September is National Rice Month. We can’t think of an agricultural product more worthy of national celebrations, and we tip our hat to Arkansas, California, Louisiana, Mississippi and Texas, the US states with the largest rice crops.
Ready to salute tea during its month-long honor? We think risotto, red beans and rice and paella are always excellent ideas. But we also suggest making something from Asia, like a Chinese stir-fry, Thai curry, Vietnamese bün or Japanese onigiri, and pairing tea with the meal.
Naturally, we have some ideas for the tea pairings.
Rice Tea: Genmaicha
In Japan, where it is sipped every day by many people, genmaicha is also referred to as “people’s tea”; tea merchants began adding the roasted rice to the tea to make the beverage more affordable. It’s the same gambit that brands like Hamburger Helper, for example, use to help people create more meals out of a pound of ground beef. Today, however, genmaicha doesn’t target people on tight budgets; everybody drinks it.
The tea’s sencha offers familiar flavors — the earthy, herbal and slightly astringent grassiness of sencha, combined with the roasted rice’s nuttiness and a subtle sweetness that comes from its sugars and starches. One of its many advantages: Due to the rice content, a serving of genmaicha contains less caffeine than green tea on its own.
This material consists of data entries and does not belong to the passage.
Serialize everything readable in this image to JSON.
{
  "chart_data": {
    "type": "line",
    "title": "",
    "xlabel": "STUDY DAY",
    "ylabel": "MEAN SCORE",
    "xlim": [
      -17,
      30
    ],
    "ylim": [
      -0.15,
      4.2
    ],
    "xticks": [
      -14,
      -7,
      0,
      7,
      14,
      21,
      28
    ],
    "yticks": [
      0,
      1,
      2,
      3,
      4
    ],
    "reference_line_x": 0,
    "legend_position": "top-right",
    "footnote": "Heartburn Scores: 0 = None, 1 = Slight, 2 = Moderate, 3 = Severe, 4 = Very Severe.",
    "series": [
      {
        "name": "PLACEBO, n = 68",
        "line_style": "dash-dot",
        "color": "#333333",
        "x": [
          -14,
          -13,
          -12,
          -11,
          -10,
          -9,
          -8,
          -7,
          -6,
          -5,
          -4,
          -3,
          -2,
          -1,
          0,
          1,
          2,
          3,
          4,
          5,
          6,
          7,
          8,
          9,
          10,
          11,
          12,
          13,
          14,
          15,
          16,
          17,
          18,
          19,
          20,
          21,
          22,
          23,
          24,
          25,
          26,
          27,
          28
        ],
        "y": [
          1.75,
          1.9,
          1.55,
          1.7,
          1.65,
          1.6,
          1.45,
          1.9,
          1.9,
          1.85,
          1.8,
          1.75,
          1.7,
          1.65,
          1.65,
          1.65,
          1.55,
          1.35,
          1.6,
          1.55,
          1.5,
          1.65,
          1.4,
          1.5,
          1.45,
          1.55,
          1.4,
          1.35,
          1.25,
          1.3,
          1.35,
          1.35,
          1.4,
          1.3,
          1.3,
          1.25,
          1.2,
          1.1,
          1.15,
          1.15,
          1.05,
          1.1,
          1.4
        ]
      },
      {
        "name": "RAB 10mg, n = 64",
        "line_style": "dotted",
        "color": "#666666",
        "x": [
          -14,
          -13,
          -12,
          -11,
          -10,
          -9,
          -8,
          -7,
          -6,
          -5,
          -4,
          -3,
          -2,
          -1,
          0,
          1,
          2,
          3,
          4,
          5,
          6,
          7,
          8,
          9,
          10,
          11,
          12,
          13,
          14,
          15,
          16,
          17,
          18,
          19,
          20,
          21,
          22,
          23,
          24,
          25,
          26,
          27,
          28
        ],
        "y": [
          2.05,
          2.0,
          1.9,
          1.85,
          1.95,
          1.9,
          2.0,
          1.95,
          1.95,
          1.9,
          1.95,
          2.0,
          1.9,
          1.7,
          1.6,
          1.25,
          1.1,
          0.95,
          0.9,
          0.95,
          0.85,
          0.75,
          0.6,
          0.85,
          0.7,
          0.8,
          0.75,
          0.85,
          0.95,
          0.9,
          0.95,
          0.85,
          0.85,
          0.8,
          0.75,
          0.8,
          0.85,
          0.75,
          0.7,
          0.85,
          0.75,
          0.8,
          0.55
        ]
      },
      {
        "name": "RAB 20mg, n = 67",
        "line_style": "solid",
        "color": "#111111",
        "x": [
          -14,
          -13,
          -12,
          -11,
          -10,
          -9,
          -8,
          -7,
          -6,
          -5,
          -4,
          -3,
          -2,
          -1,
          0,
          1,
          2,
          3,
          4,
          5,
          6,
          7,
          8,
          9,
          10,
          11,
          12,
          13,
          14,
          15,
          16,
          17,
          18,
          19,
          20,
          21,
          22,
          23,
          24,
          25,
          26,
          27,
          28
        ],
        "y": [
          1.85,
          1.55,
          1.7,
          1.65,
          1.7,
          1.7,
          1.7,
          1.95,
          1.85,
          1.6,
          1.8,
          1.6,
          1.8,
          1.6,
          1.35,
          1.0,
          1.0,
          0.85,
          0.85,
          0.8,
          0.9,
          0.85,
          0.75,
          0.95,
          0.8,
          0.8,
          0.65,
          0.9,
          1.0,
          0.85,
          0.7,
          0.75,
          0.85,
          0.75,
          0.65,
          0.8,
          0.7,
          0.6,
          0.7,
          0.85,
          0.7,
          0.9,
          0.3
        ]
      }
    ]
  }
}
Genmaicha isn’t the only tea with rice mixed in — one popular version in Japan adds matcha to the genmaicha, and in South Korea a tea called “hyeonminokcha” is roughly the same: green tea combined with roasted rice.
It’s all wonderful.
Rice Tea: Jasmine Oolong
There’s something about the infusion of real jasmine blossoms in this tea, from China’s Guangxi Province in far southern China (the province borders Vietnam), that turns it into a meal-matching powerhouse. In part, we think it’s the blossoms’ two-fer of floral and bitter: together, they cut through fats and big flavors common in Asian cookery, from pork fat to sesame oil to chili pastes (hello, gochujang), fermented condiments (nice to see you, fish sauce) and nasal-clearing standards like wasabi.
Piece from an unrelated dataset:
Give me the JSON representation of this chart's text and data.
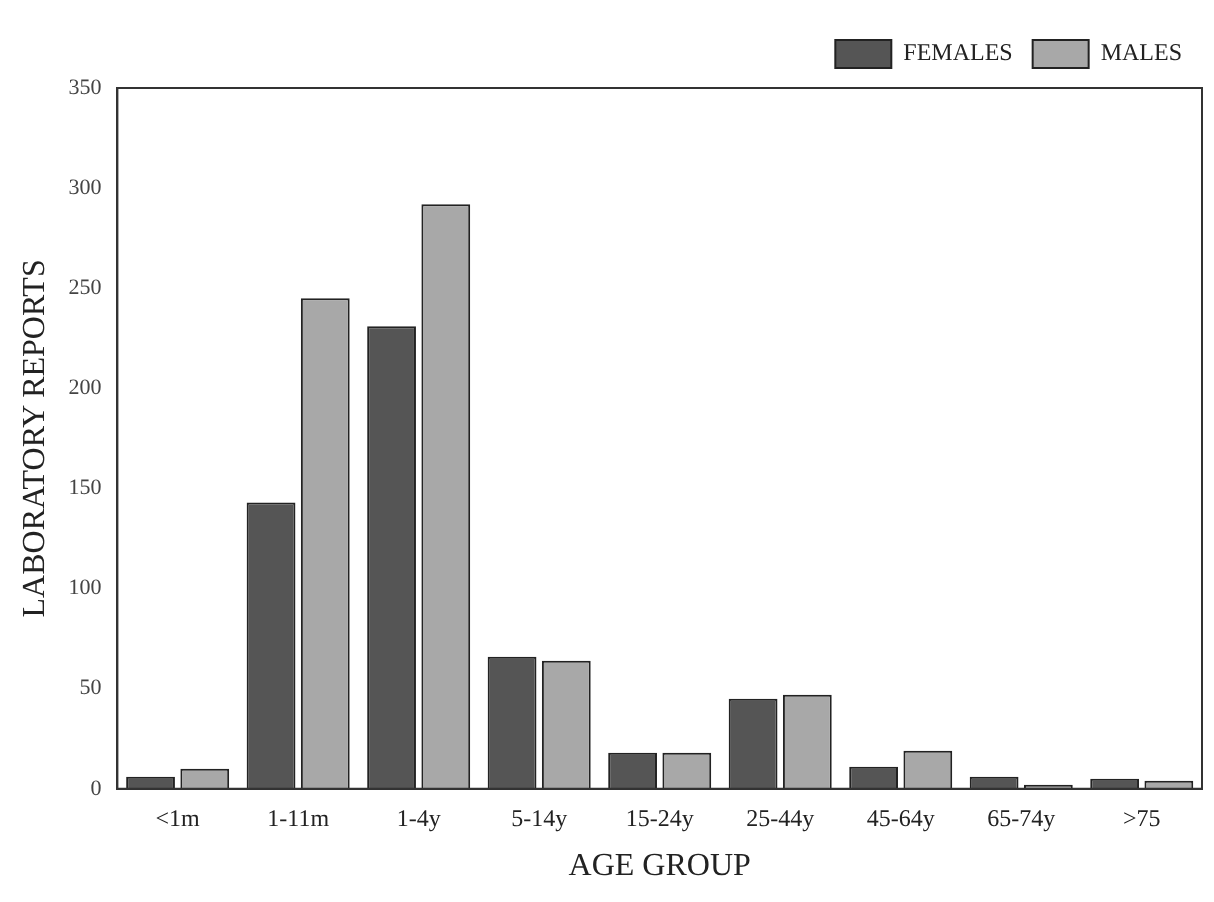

We love our Jasmine Oolong so much that we not only included it in our quartet of ready-to-drink iced teas — quite the honor, as we have hundreds of teas to choose from! — we also selected it as one of the teas we feature in new, custom tins (Note: The Jasmine Oolong will not be available in tins until sometime after October, 2021). The teas we are incorporating into our branded Ku Cha House of Tea tin line are our — and your — favorites.
This tea is wonderful chilled, one of the many reasons it is such a spectacular culinary partner.
Rice Tea: Sweet Rice Puerh
Genmaicha contains roasted rice. Jasmine oolong is rice-less, and doesn’t have rice-like flavors; instead, it pairs beautifully with rice dishes. And then there is our Sweet Rice Raw Puerh, a rice-free tea that broadcasts delicate rice flavors.
Puerh is the most common style of fermented tea; the other is simply called “dark tea,” which refers to a broad range of fermented teas, some of them from Japan. Our Sweet Rice Puerh is whole-leaf “sheng” (meaning raw in Chinese) puerh crafted by Hmong people in Pingbian, a small town in southern Yunnan Province, which is the birthplace of tea.
Sweet Rice Puerh is just fermented tea leaves — it doesn’t contain a grain of rice. Yet when brewed this delicious tea offers clear rice notes. Not only is it pleasing on its own, assuming you like the flavor of rice, but Sweet Rice Puerh also pairs smartly with rice-centered dishes, especially ones from Asia. This tea’s hearty taste and aroma will leave you refreshed and energized.